Much like the rest of the build, the 911's interior is well thought out, purposeful, and could easily double as a showpiece on the weekends. Recaro buckets and the suede OMP steering wheel are flanked by custom door panels and re-stitched dash. A roll bar and harness bar in case of the unthinkable occupies real estate behind the aforementioned seats.
Having worked our way through the inner workings that all team up to make this 911 tick, let's gently place the shell back into position and admire the finished product. The aforementioned Signal Yellow hue is confronted by an unapologetic heaping of black bits that make for a striking combination. Rod Emory designed and fabricated metal bumper bars both front and rear that contour to the factory bumper so well that you might think they were a factory option.
Additional protection for, in this case, the car's belly, is provided by Emory's precision cut skid plates while up top, his roof rack bolts in place to carry a spare wheel and tire along with a few tools in case things get nasty in the field.

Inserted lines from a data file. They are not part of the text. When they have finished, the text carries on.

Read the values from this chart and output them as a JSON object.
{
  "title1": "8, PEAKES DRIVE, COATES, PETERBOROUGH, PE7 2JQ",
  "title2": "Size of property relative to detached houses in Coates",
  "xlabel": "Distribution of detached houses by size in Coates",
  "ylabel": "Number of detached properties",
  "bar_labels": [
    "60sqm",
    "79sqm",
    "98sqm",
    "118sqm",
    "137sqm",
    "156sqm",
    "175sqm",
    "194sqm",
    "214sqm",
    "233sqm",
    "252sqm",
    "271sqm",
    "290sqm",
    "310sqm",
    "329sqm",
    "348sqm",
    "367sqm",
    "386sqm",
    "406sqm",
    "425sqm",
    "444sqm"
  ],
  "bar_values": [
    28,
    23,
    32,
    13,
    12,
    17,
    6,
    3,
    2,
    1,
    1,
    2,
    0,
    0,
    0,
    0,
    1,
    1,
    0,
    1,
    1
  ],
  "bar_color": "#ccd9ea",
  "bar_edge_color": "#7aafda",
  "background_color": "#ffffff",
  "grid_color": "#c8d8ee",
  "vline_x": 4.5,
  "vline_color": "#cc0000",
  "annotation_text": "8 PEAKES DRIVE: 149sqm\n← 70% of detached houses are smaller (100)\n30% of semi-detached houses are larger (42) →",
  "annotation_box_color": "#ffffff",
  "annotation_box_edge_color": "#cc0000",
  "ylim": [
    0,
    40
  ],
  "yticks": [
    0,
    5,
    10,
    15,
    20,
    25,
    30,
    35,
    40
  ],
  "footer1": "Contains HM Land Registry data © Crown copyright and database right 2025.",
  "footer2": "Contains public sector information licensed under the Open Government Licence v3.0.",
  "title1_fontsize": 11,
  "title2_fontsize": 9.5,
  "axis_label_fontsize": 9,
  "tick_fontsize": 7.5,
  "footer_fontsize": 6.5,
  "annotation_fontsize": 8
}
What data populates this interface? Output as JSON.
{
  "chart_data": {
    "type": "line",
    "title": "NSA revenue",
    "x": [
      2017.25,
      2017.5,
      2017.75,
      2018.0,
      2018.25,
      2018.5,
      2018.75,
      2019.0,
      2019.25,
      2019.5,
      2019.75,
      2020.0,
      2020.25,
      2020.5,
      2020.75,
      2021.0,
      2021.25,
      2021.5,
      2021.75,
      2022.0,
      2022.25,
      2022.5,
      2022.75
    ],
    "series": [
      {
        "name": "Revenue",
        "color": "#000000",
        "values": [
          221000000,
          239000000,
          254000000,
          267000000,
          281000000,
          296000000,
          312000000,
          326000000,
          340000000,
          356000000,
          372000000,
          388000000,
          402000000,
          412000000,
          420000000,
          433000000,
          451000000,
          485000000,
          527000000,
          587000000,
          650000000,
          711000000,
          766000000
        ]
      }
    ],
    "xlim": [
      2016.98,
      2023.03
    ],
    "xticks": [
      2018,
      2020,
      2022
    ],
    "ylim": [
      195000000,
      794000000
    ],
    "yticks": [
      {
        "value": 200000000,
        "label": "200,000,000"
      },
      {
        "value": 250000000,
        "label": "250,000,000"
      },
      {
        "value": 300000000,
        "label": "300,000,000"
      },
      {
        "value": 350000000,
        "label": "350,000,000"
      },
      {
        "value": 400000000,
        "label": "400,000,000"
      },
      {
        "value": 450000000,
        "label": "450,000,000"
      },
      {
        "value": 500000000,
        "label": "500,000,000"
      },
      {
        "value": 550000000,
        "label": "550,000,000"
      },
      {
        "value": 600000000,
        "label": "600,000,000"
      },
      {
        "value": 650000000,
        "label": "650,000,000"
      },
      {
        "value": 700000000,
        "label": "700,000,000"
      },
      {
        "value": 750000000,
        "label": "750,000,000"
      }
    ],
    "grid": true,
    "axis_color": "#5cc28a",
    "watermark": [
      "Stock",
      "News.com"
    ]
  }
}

In a world packed with builders trying to stand out by way of ultra-widened wheel arches, towering wings and other assorted "please, look at me" paraphernalia, LuftAuto002 serves as the anti-"that guy." It's not the blank check build that an outsider might imagine, nor is it the parts hanger assembled in the blink of an eye with far too many trinkets. Instead, it's the culmination of a group of individuals that include Joey Seely, Patrick Long, Rod Emory and Jeff Zwart, who've applied the skills that they're best known for onto a blank canvas and the result is otherworldly in both precision and execution. There's a reason why the LuftAuto number remains so low and so exclusive, and our only questions now are what's next, and how on earth will it be on par with this?